LiveScience, March 20, 2009

Teeth from exhumed skeletons of crew members Christopher Columbus left on the island of Hispaniola more than 500 years ago reveal the presence of at least one African in the New World as a contemporary of the explorer, it was announced.

A team of researchers is extracting the chemical details of life history from the remains found at shallow graves at the site of La Isabela, the first European town in America, said T. Douglas Price, a University of Wisconsin-Madison professor of anthropology and leader of the team conducting an analysis of the tooth enamel of three individuals from a larger group excavated almost 20 years ago there.

Three of the individuals’ teeth subjected to isotopic analysis by the Wisconsin group were males under the age of 40 and had carbon isotope profiles far different from the rest, suggesting an Old World origin (Africa or Europe).

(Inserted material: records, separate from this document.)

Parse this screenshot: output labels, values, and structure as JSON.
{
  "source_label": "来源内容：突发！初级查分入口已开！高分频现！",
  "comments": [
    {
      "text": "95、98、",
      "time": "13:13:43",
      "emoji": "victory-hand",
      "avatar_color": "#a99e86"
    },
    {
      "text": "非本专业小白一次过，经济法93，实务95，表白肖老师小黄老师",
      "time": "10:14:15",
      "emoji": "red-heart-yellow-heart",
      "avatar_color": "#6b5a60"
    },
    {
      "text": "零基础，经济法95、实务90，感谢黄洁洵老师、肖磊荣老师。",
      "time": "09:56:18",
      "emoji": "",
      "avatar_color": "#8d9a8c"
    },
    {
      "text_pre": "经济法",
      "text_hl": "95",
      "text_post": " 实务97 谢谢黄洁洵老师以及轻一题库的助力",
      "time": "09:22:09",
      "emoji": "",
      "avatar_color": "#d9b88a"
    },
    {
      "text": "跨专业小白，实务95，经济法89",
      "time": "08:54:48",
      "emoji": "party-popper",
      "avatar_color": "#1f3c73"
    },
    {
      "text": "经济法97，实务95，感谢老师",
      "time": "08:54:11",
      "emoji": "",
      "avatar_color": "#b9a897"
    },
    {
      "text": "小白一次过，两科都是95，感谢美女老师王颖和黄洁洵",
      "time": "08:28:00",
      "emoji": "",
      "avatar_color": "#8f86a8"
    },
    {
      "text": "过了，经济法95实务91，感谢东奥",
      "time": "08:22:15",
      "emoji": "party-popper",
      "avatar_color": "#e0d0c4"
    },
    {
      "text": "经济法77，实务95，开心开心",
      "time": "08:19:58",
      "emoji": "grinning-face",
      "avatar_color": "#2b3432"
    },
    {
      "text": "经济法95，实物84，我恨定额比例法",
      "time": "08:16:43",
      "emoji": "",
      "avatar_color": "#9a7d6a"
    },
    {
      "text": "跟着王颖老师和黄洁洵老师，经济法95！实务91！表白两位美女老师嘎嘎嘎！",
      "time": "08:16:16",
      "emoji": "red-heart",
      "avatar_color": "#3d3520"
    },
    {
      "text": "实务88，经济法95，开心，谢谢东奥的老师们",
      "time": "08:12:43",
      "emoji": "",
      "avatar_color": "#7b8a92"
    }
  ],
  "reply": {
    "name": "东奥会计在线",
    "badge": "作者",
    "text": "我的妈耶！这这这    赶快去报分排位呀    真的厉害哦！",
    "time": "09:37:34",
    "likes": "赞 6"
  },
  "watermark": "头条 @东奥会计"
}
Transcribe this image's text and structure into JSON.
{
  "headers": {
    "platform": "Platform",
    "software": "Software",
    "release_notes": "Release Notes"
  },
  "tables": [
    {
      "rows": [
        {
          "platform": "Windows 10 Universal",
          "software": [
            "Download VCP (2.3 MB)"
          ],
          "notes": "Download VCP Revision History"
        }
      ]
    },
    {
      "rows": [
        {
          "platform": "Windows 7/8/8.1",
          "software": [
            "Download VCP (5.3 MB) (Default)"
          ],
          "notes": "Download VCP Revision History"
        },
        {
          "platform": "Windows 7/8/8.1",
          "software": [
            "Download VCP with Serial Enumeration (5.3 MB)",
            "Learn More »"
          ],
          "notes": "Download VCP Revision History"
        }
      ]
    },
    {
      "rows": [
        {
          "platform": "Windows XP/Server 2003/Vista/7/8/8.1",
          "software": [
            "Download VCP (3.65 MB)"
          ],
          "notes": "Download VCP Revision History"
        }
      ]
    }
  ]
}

“I would bet money this person was an African,” Price says of one of the three individuals whose teeth were subjected to analysis.

It was known that Columbus had a personal African slave on his voyages of discovery. It is unknown whether the individual studied by Price and his colleagues was a slave or a crew member. The new analysis could mean that Africans played a much larger role in the first documented explorations of America.

If confirmed, that would put Africans in the New World as contemporaries of Columbus and decades before they were thought to have first arrived as slaves.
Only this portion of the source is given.